UPDATE 27th April 2021: I wrote the below blog post in March 2020. As it’s that time of year, the issue of mud and winter grazing is re-emerging; we believe that it’s an important issue to be discussing and it’s a part of our wider ethos of supporting farmers, to farm better. If you’re a farmer keen to chat about how the Happy Cow approach might be able to help you step away from the status quo, we’d love to chat. Cheers, Glen & the Happy Cow team.
Imagine for a moment that you change careers and purchase three lactating cows and a disused rugby field for a farm.
You’ll be in line with most NZ dairy farmers, running a stocking rate of three cows per hectare.
Of course, you’re a pasture-based farmer and feed your cows 100 per cent grass. To ensure your cows are well-fed, you will give each cow 150 square metres of grass per day.
A rugby field is 77 metres wide. Each day you will set up a portable electric fence running from one sideline to the other – essentially giving the cows a block of grass 77 metres by six metres.
Your cows will start in your own in-goal area and the cows will move onto a new block of grass in six-metre increments. After 22 days you will reach the opposition in-goal area.
At which point you will simply take your three cows back to your own in-goal area and do the whole thing again.
Luckily the grass has been growing over those 22 days and there is plenty of new grass available.
At this point, you’ll be feeling quite good about your change in career.
That is until the grass stops growing.
In mid-May when your three cows have reached the opposition end-goal area once again, you’ll look back across the halfway line, past your 22 and into your end-goal and realise there is no new grass for your cows to eat.
The economics are now somewhat different. You now need to feed your three cows for 90 days with no grass growth.
Farmers measure feed in kgs of dry matter per hectare. Dry matter is the content of feed with all the water removed.
During the spring, summer and autumn your three cows have frolicked in a spacious 150sqm of pasture measuring 2500kg dm/ha. If you were to carry on with the same feeding system you would require another four rugby fields of grass to keep your cows fed for the next 90 days.
You could decide to buy in some other feeds and only feed 50 per cent of your cow’s diet in grass. In this case, each cow would get 75sqm and you would only need two extra rugby fields.

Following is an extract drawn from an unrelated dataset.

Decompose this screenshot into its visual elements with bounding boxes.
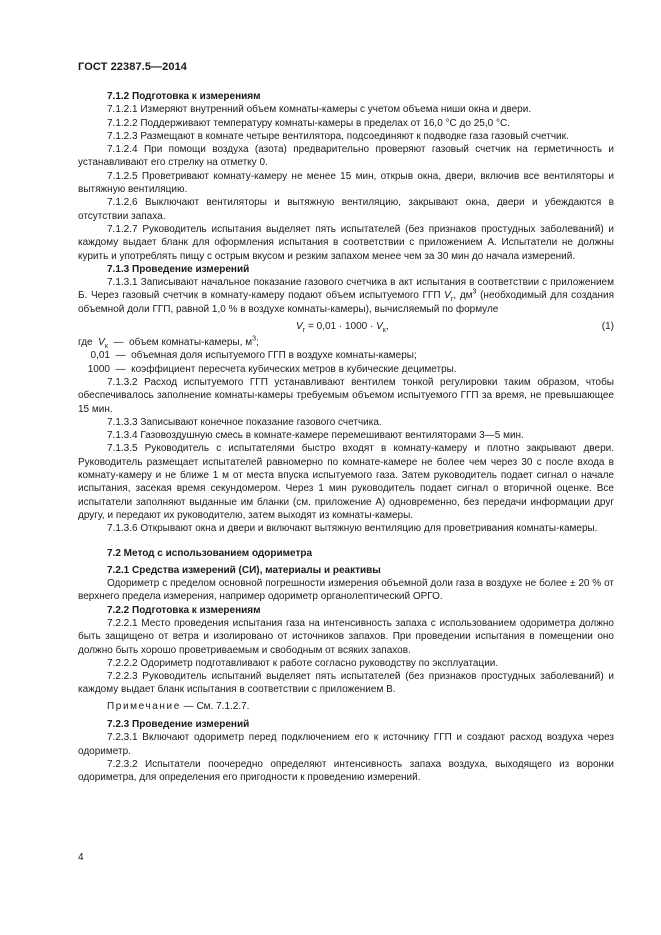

Another option is to find a rugby field with very long grass of 3500 kgdm/ha. In this case, you will only need one extra rugby field to see you through the winter and each cow will have 37.5sqm per day.
Why not just do away with grass altogether and feed a cereal crop like oats. A good oat crop will yield 6000 kgdm/ha and the cows will require just one-third of a rugby field and each cow will have 42 sqm per day.
What if you could find an even higher-yielding crop?
A fodder beet crop will yield 20,000kgdm/ha. Now we’re talking.
All you need now is 10 per cent of a rugby field of fodder beet to feed your three cows for 90 days.
You simply plant the opposition end-goal area in fodder beet and there’s no need to buy or find more land at all.
This is great in every way. On those frosty winter days, the cows quickly eat their daily ration and spend the day laying in the sun.
But it’s a different story when it rains as it tends to do in the winter. During the summer months, your cows have enjoyed 150sqm of pasture. Now each cow only requires 4sqm of fodder beet to receive 50 per cent of their diet.
Your 450kg cows quickly turn the wet soil in that 4sqm into mud which doesn’t make for good footage.
But you have options, you could build a feed barn. But your bank manager frowns at a cost of $2900 per cow.
You could build a concrete feed pad. After your cows have eaten their fodder beet you can put the cows onto the concrete for the rest of the day munching on silage. But the cost of $425 per cow plus the extra labour to move the cows on and off the crop every day is still an additional cost.
You look at the many other options for managing your winter feeding. Whichever way you look at it you realise the costs of feeding your three cows for the 90 days over winter is going to increase.
You start to wonder if you paid too much for that rugby field.